Reducing distracted driving requires a dose of creativity
Distracted driving plays a role in thousands of deaths and hundreds of thousands of injuries each year. And despite near-universal disapproval of texting and emailing behind the wheel, roughly one-third of all drivers do it anyway. Now Jay Winsten, Frank Stanton Director of the Harvard School of Public Health’s Center for Health Communication, plans to start a campaign against distracted driving. Texting and cellphone use will be the main focus of the campaign, although other distractions—like programming a GPS or fiddling with a child’s entertainment center—will also be targeted.

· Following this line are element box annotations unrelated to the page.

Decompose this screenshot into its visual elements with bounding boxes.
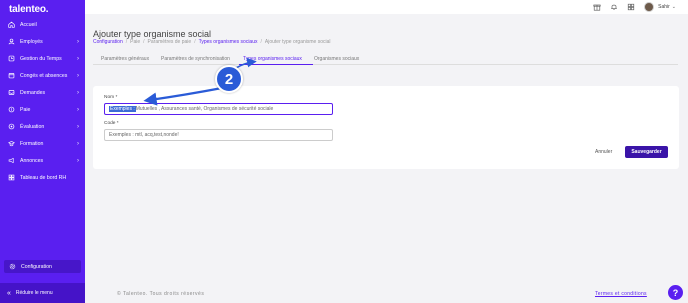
breadcrumb: Configuration / Paie / Paramètres de pai…: [93, 39, 330, 45]
sidebar-item-paie[interactable]: Paie ›: [0, 101, 85, 118]
chevron-right-icon: ›: [77, 89, 79, 96]
formation-icon: [7, 140, 15, 148]
breadcrumb-separator: /: [125, 39, 128, 45]
sidebar-item-formation[interactable]: Formation ›: [0, 135, 85, 152]
home-icon: [7, 21, 15, 29]
tab-bar: Paramètres généraux Paramètres de synchr…: [93, 53, 678, 65]
code-input[interactable]: Exemples : mtl, acq,test,nonde!: [104, 129, 333, 141]
avatar[interactable]: [644, 2, 655, 12]
apps-grid-icon[interactable]: [627, 3, 635, 11]
form-card: Nom * Exemples : Mutuelles , Assurances …: [93, 86, 679, 169]
help-button[interactable]: ?: [668, 285, 683, 300]
copyright-text: © Talenteo. Tous droits réservés: [117, 291, 205, 297]
inbox-icon: [7, 89, 15, 97]
sidebar: talenteo. Accueil Employés › Gestion du …: [0, 0, 85, 303]
active-tab-indicator: [239, 64, 313, 65]
user-name[interactable]: Sahir: [658, 4, 670, 10]
sidebar-item-conges[interactable]: Congés et absences ›: [0, 67, 85, 84]
sidebar-item-employes[interactable]: Employés ›: [0, 33, 85, 50]
sidebar-item-label: Accueil: [20, 21, 37, 28]
sidebar-item-label: Congés et absences: [20, 72, 68, 79]
top-bar: Sahir ⌄: [85, 0, 688, 14]
breadcrumb-paie[interactable]: Paie: [130, 39, 140, 45]
breadcrumb-separator: /: [143, 39, 145, 45]
gift-icon[interactable]: [593, 3, 601, 11]
breadcrumb-current: Ajouter type organisme social: [264, 39, 331, 45]
tab-organismes-sociaux[interactable]: Organismes sociaux: [314, 56, 359, 62]
money-icon: [7, 106, 15, 114]
gear-icon: [8, 263, 16, 271]
sidebar-item-annonces[interactable]: Annonces ›: [0, 152, 85, 169]
sidebar-nav: Accueil Employés › Gestion du Temps › Co…: [0, 16, 85, 186]
tab-parametres-generaux[interactable]: Paramètres généraux: [101, 56, 149, 62]
calendar-icon: [7, 72, 15, 80]
reduce-menu-button[interactable]: « Réduire le menu: [0, 283, 85, 303]
sidebar-item-label: Employés: [20, 38, 43, 45]
tab-types-organismes-sociaux[interactable]: Types organismes sociaux: [243, 56, 302, 62]
breadcrumb-separator: /: [194, 39, 196, 45]
chevron-right-icon: ›: [77, 157, 79, 164]
sidebar-item-demandes[interactable]: Demandes ›: [0, 84, 85, 101]
code-label: Code *: [104, 121, 119, 126]
app-logo[interactable]: talenteo.: [9, 4, 49, 15]
megaphone-icon: [7, 157, 15, 165]
nom-input[interactable]: Exemples : Mutuelles , Assurances santé,…: [104, 103, 333, 115]
breadcrumb-configuration[interactable]: Configuration: [93, 39, 123, 45]
breadcrumb-separator: /: [260, 39, 262, 45]
page-title: Ajouter type organisme social: [93, 29, 212, 39]
sidebar-item-gestion-du-temps[interactable]: Gestion du Temps ›: [0, 50, 85, 67]
tab-parametres-synchronisation[interactable]: Paramètres de synchronisation: [161, 56, 230, 62]
chevron-right-icon: ›: [77, 140, 79, 147]
sidebar-item-label: Gestion du Temps: [20, 55, 62, 62]
save-button[interactable]: Sauvegarder: [625, 146, 668, 158]
dashboard-icon: [7, 174, 15, 182]
reduce-menu-label: Réduire le menu: [15, 290, 53, 296]
selected-text: Exemples :: [109, 106, 136, 112]
sidebar-item-label: Tableau de bord RH: [20, 174, 67, 181]
step-number-badge: 2: [215, 65, 243, 93]
top-bar-actions: Sahir ⌄: [593, 2, 676, 12]
chevron-right-icon: ›: [77, 123, 79, 130]
bell-icon[interactable]: [610, 3, 618, 11]
chevron-right-icon: ›: [77, 38, 79, 45]
sidebar-item-tableau-de-bord[interactable]: Tableau de bord RH: [0, 169, 85, 186]
breadcrumb-types-organismes[interactable]: Types organismes sociaux: [199, 39, 258, 45]
sidebar-item-configuration[interactable]: Configuration: [4, 260, 81, 273]
cancel-button[interactable]: Annuler: [595, 149, 612, 155]
terms-link[interactable]: Termes et conditions: [595, 291, 647, 297]
clock-icon: [7, 55, 15, 63]
sidebar-item-label: Configuration: [21, 263, 52, 270]
sidebar-item-accueil[interactable]: Accueil: [0, 16, 85, 33]
double-chevron-left-icon: «: [7, 289, 11, 297]
users-icon: [7, 38, 15, 46]
sidebar-item-label: Annonces: [20, 157, 44, 164]
code-input-placeholder: Exemples : mtl, acq,test,nonde!: [109, 132, 179, 138]
sidebar-item-label: Évaluation: [20, 123, 45, 130]
chevron-right-icon: ›: [77, 106, 79, 113]
sidebar-item-label: Paie: [20, 106, 31, 113]
chevron-down-icon[interactable]: ⌄: [672, 4, 676, 10]
breadcrumb-parametres-paie[interactable]: Paramètres de paie: [148, 39, 192, 45]
nom-input-text: Mutuelles , Assurances santé, Organismes…: [135, 106, 274, 112]
sidebar-item-label: Demandes: [20, 89, 46, 96]
chevron-right-icon: ›: [77, 55, 79, 62]
chevron-right-icon: ›: [77, 72, 79, 79]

Winsten, who spearheaded the successful “designated driver” campaign in the late 1980s and early 1990s to reduce drunk driving, thinks that messages against distracted driving—on television shows, movies, websites, or social media—will eventually change social norms about the acceptability of emailing or texting behind the wheel. And, as he did with the distracted driving campaign, Winsten hopes to enlist the creative talents of Hollywood to get the message out.
“People connect to fictional characters, and become engaged in the story lines,” Winsten said in a May 20, 2013 Harvard Gazette article. “A substantial body of research on social learning has demonstrated that the modeling of behavior through entertainment programming can strongly influence social norms and behavior.”